You seem like a super smart talented guy. Don't worry about sunk costs. I'd be
happy to brainstorm with you, sutter at gmail.

I'd also be happy to discuss the many years of your life that could be eaten
up trying to get a new language adopted. The most likely outcomes are (a) to
choose the right category and fail to get traction, or (b) choose the wrong
category and fail to get traction.

------
nikcub
licensing programming languages and tool chains is the oldest software
business model, but it has changed a lot because of free software

today you have a few options:

a) a variant of freemium, where a commercial arm will sell/license commercial
components as part of the ecosystem. see Zend and ActiveState as examples

b) setting up a foundation with donations

c) being sponsored by a commercial entity to work on the language (see jQuery,
Python, Erlang)

If you are going to start a company around a programming language, you would
want to find a niche for it and market it there rather than trying to be
everything to everyone. for eg. is this for web applications, embedded
systems, etc. Come up with a list of your 'ideal users' (or customers) and
pitch them.

------
paulsutter
Sorry to make two posts, but I have another suggestion.

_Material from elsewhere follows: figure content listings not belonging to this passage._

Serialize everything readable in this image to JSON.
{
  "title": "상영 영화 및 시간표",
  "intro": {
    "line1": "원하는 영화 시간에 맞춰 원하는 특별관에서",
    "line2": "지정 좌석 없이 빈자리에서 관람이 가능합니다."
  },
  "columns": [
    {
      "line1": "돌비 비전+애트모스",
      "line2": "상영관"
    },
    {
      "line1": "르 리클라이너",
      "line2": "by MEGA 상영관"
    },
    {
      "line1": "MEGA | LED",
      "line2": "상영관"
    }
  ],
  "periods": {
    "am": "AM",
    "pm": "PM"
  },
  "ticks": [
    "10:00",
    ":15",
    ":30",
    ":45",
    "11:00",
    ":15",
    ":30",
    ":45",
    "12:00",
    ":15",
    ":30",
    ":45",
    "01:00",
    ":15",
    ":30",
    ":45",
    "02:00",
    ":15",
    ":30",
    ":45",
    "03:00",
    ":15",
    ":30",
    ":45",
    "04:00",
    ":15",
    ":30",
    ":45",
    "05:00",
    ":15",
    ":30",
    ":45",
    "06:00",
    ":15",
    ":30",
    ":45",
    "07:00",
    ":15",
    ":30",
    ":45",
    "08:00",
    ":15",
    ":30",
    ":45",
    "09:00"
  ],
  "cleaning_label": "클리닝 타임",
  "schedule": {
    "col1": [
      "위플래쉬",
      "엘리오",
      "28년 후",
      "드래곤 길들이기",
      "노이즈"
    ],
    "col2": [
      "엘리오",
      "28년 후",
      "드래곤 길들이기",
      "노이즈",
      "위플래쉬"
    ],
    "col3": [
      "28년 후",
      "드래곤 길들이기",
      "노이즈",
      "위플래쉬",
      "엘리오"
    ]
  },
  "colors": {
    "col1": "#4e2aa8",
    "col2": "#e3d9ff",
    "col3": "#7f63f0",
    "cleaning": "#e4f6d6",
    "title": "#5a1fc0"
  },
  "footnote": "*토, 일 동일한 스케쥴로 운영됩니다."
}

If your goal is to make a difference and you are passionate about Deca, I'd
suggest finding a very important problem that only Deca can solve. You
probably envisioned some specific problems as you designed Deca. Those are
good candidates.

If your goal is to get paid, then choose the problem you solve according to
the one that will get you paid.

I'm happy to help brainstorm this too.

On the other hand, if your (unstated) goal is to get widespread adoption and
accolades, you've got a difficult path ahead.

------
andrewflnr
TypeSafe apparently makes money with support, training, and consulting [1].
All that hard, human-oriented stuff that doesn't scale ;). It's another sort
of freemium model, and would, I suppose, mesh well with nikcub's option a. But
you have to have a bunch of users, first. It seems like Scala already had some
users before TypeSafe took off.

My brain is saying "build a platform", but I'm not sure how that would work.
If you had a popular platform where Deca was the language, that might make
Deca more widely used, but that might not be what you have in mind.

Definitely build something cool with it, so people can see it can be used for
"real" programs. If you want it to be OSS, it seems like the most important
thing is to get some users and some cred. I think PG had some stuff to say in
this regard.

You could always just make money with an app in your language.

I'm not speaking from any depth of experience, so hopefully this is useful. I
like where you're going with Deca. Best of luck!

[1] <http://typesafe.com/products>

------
smashing
Open-source the core of the language and license proprietary frameworks of the
language. The great thing about academia is you can teach about computer
languages using your expertise in creating your own, and you can partner/hire
PhD's to work with you in a consulting fashion.